Lo que explica Hardy en su libro es que si nos levantamos con malas noticias, desayunamos con malas noticias, comemos con malas noticias y cenamos con malas noticias, indiscutiblemente nuestro subconsciente va a estar continuamente analizando malas noticias, relegando cosas que de verdad son importantes en nuestra vida a un tercer plano, suponiendo que el subconsciente en sí mismo sea el segundo plano. Vamos a entrar, si no lo estamos ya, en una dinámica negativa que da paso al lamento, a la autocompasión y a la tristeza generalizada y vamos a ser cada vez menos productivos, menos afectivos y menos sociables.

La sugerencia que hace Hardy en su libro es dejar de ver, escuchar o leer noticias por completo, y yo la puse en práctica en Junio. Me ha costado mucho trabajo, casi tanto como dejar de fumar me costó en su día porque ha sido al intentarlo cuando he descubierto que estaba absolutamente enganchado a la información negativa. No he vuelto a abrir la web de ABC, ni la de El Mundo, ni la de ningún otro periódico. No he vuelto a ver un telediario de ninguna cadena ni he sintonizado emisora alguna de radio. No he cogido un periódico ni una revista. Cuando he necesitado saber algo, he hecho una búsqueda concreta de aquello que necesitaba saber y punto.

Antes, me pasaba el día leyendo noticias ya fuese en mi teléfono, en el tablet o en el PC, incluso visitaba las webs de los periódicos varias veces al día, encontrando sólo malas noticias en ellas por regla general.

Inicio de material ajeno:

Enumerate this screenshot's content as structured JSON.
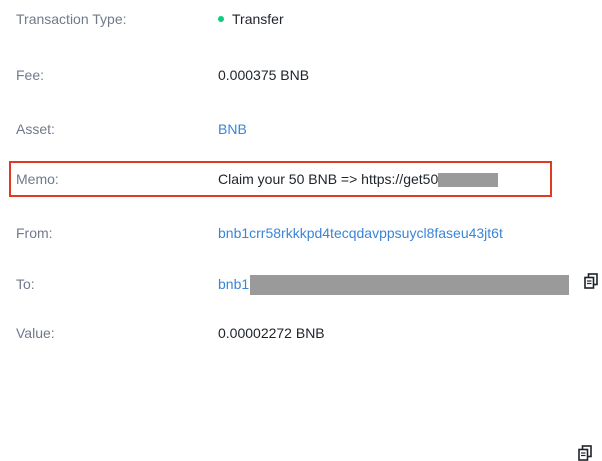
{
  "rows": {
    "type": {
      "label": "Transaction Type:",
      "value": "Transfer",
      "status_color": "#0ecb81"
    },
    "fee": {
      "label": "Fee:",
      "value": "0.000375 BNB"
    },
    "asset": {
      "label": "Asset:",
      "value": "BNB"
    },
    "memo": {
      "label": "Memo:",
      "value": "Claim your 50 BNB => https://get50"
    },
    "from": {
      "label": "From:",
      "value": "bnb1crr58rkkkpd4tecqdavppsuycl8faseu43jt6t",
      "icon": "copy-icon"
    },
    "to": {
      "label": "To:",
      "value": "bnb1",
      "icon": "copy-icon"
    },
    "value": {
      "label": "Value:",
      "value": "0.00002272 BNB"
    }
  },
  "colors": {
    "label": "#707a8a",
    "text": "#1e2329",
    "link": "#3a85d8",
    "highlight_border": "#e03a23",
    "redaction": "#9a9a9a"
  }
}
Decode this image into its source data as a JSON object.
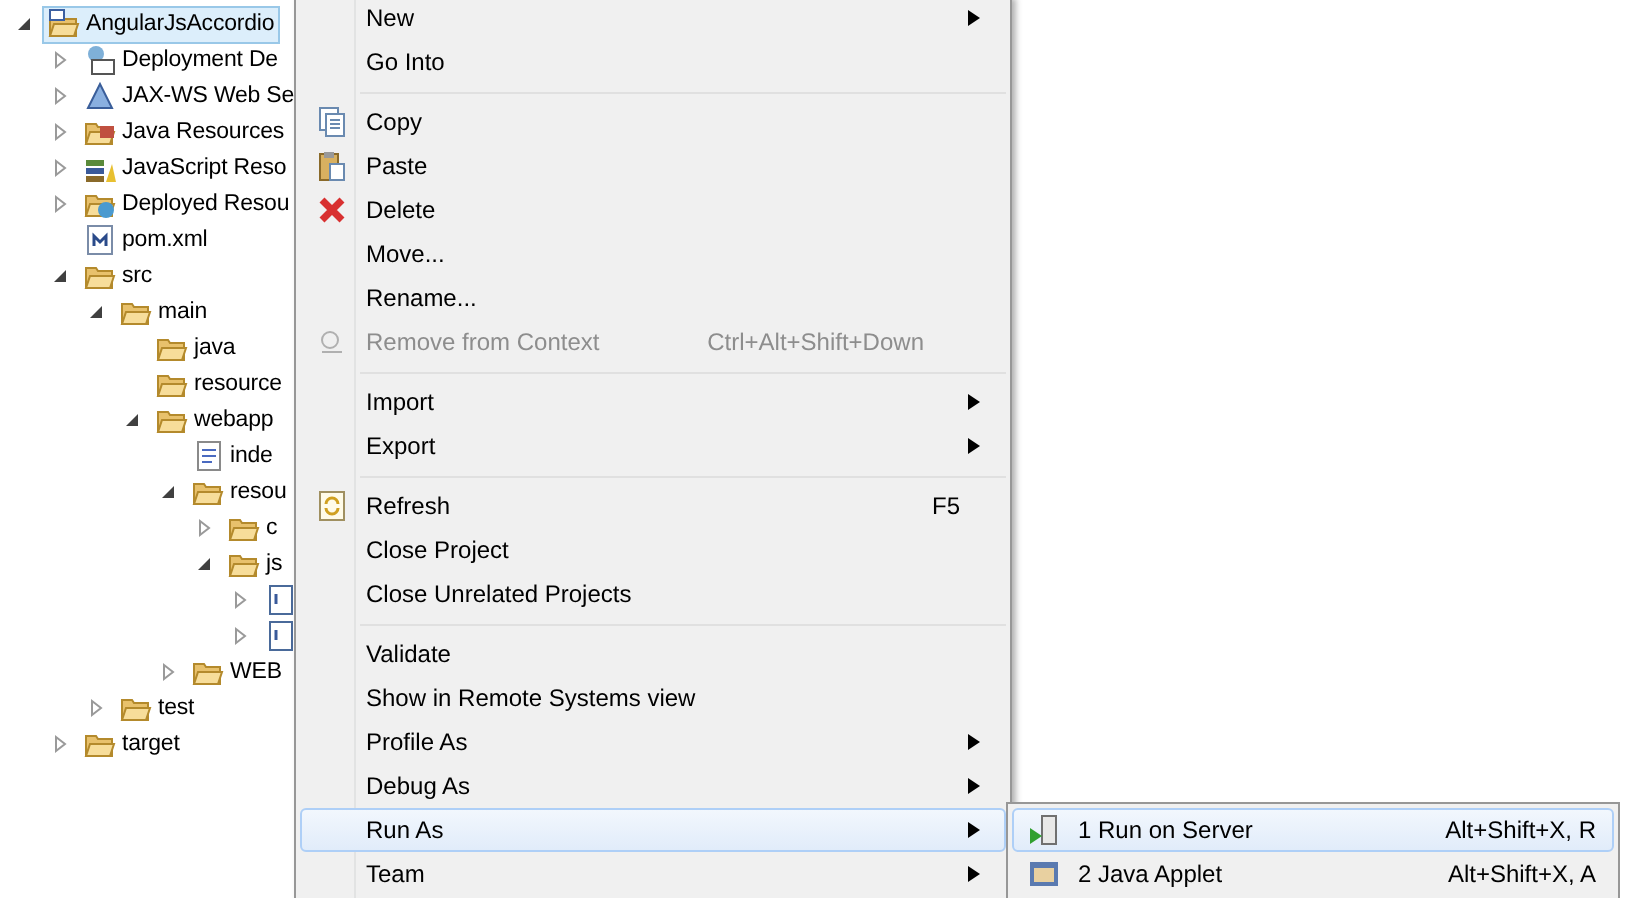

En definitiva, no tengo ni idea de lo que está pasando en ninguna parte del mundo, ni siquiera en mi ciudad (que intuyo que se quema por varias fotos publicadas por amigos que no he podido evitar ver en Facebook), pero, como contraprestación, me ha sido mucho más sencillo concentrarme en mi trabajo, en mi familia y en las cosas que realmente son importantes para mi. Lo cierto es que, por ejemplo, la incidencia que tiene la prima de riesgo en mi trabajo es mucho menor que la repercusión que tiene el que pueda concentrarme en desarrollar algo nuevo centrando mi atención en ello y no en lo que unos u otros deciden sobre un rescate, sobre si se quema el monte tal o el cual, o sobre si en Irak han puesto hoy dos bombas o cuatro.

No puedo decir que las cosas me hayan ido mucho mejor en estos tres meses, porque la situación es la que es, pero si puedo afirmar, sin miedo a equivocarme, que estoy más centrado en mi trabajo y desde luego no me paso el día lamentándome, como veo a mi alrededor, sino produciendo.

Entiendo que pueda parecer, a priori, una postura egoista, pero francamente no creo que lo sea. Al contrario, la gente que realmente es más importante para mí ahora concentran mi atención y, por el contrario, la han perdido aquellos que nunca debieron serlo, como el primer ministro de Pakistan, el presidente de Caixabank, o Ángela Merkel. El mundo no necesita que yo esté pendiente de todo lo malo que ocurre en él. Mis amigos, mi familia y mi trabajo si que lo necesitan, así que la elección es bien sencilla.

Si no cree en el poderoso efecto que esta decisión puede tener en su vida, pruébelo un par de semanas. Le garantizo que en esas dos semanas, aunque usted no esté al corriente, en Irak seguirán poniendo bombas, Ángela Merkel seguirá decidiendo lo que es mejor para toda Europa y Emilio Botín seguirá siendo multimillonario.